37. If such be the duties and functions of the Industrial Tribunal or the Labour Court, any party appearing before it must make a claim or demur the claim of the other side and when there is a burden upon it to prove or establish the fact so as to invite a decision in its favour, it has to lead evidence. The quasi-judicial tribunal is not required to advise the party either about its rights or what it should do or omit to do. Obligation to lead evidence to establish an allegation made by a party is on the party making the allegation. The test would be who would fail if no evidence is led. It must seek an opportunity to lead evidence and lead evidence. A contention to substantiate which evidence is necessary has to be pleaded. If there is no pleading raising a contention there is no question of substantiating such a non-existing contention by evidence. It is well settled that allegation which is not pleaded, even if there is evidence in support of it, cannot be examined because the other side has no notice of it and if entertained it would tantamount to granting an unfair advantage to the first mentioned party.
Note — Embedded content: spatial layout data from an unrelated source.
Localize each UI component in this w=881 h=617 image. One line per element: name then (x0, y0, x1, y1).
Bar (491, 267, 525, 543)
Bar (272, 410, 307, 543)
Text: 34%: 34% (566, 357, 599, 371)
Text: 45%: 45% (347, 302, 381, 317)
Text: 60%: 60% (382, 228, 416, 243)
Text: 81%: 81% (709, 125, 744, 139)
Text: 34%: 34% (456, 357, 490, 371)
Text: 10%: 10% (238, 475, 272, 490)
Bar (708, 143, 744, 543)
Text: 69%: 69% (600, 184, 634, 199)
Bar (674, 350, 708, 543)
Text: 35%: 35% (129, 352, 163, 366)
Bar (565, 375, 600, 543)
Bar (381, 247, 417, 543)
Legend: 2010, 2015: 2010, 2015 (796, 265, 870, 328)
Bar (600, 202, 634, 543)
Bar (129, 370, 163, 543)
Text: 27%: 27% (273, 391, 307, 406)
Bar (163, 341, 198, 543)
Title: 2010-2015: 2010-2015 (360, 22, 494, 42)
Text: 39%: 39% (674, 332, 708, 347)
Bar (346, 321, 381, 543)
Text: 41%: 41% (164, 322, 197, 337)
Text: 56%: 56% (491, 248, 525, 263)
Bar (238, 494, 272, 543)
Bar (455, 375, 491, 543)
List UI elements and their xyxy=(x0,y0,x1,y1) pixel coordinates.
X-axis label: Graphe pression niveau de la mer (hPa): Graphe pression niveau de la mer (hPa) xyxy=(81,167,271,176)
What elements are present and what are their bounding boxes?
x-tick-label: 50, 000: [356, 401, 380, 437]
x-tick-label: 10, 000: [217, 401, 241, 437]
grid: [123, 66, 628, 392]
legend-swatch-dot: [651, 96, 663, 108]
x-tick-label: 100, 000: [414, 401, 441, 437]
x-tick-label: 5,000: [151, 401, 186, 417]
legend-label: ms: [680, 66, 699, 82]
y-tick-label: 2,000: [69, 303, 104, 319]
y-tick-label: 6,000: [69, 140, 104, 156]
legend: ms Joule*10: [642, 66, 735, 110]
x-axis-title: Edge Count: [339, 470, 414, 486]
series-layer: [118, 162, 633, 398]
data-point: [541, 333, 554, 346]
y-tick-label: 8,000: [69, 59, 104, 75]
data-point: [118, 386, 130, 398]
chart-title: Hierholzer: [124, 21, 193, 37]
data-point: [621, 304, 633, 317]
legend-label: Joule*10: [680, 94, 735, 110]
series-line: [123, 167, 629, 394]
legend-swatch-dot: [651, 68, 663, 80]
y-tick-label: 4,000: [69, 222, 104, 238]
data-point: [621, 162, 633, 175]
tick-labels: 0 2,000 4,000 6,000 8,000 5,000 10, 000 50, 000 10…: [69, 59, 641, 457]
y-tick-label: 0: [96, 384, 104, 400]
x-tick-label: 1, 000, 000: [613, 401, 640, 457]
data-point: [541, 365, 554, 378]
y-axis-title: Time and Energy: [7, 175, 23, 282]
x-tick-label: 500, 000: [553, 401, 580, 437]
We are not unmindful of the fact that pleadings before such bodies have not to be read strictly, but it is equally true that the pleadings must be such as to give sufficient notice to the other party of the case it is called upon to meet. This view expressed in Tin Printers (Pvt.) Ltd. v. Industrial Tribunal , commends to us. The rules of fair play demand that where a party seeks to establish a contention which is proved would be sufficient to deny relief to the opposite side, such a contention has to be specifically pleaded and then proved. But if; there is no pleading there is no question of' proving something which is not pleaded. This is very elementary.

32. Can it for a moment be suggested that this elementary principle does not inform-industrial adjudication? The answer must be an emphatic 'no'.

In view of the aforesaid decision, it is clear that the finding of the Industrial Court; arrived at without pleadings and evidence is not sustainable.

4. Mr. Ganguli, the learned Counsel for the respondent No. 1, however, submitted that, in fact, the parties were alive to the issue whether the number of persons employed were less than 50 or more than 50. He pointed out that the respondent No. 1 even applied for production of documents which would have established whether there were less than 50 workmen in the employment or not. To that application, the petitioner replied that they were not able to place the documents. There is no dispute about the application and the reply. It does appear that the question whether there were 50 or less workmen and whether, therefore, Section 38-B of the Bombay Shops and Establishments Act makes the Industrial Employment (Standing Orders) Act applicable was raised before the Industrial Court.

5. In the circumstances, having regard to the fact that the respondent No. 1 was an illiterate workman, I consider it in the interest of justice to give an opportunity to the respondent No. 1 to properly plead and raise the question before the Industrial Court.

6. In the circumstances, the petition is allowed. The impugned judgment of the Industrial Court is hereby set aside and the matter is remanded back to the Industrial Court for a fresh decision, in accordance with law, after affording an opportunity to both the parties to amend their pleadings and lead such additional evidence as may be advised. The Industrial Court shall decide the matter uninfluenced by any observations in this judgment on the merits of the case. The Industrial Court shall decide the matter not later than six months from the date the parties appear before it. The parties are directed to appear before the Industrial Court on September 12, 2008.

7. The rule is made absolute in the aforesaid terms. No order as to costs.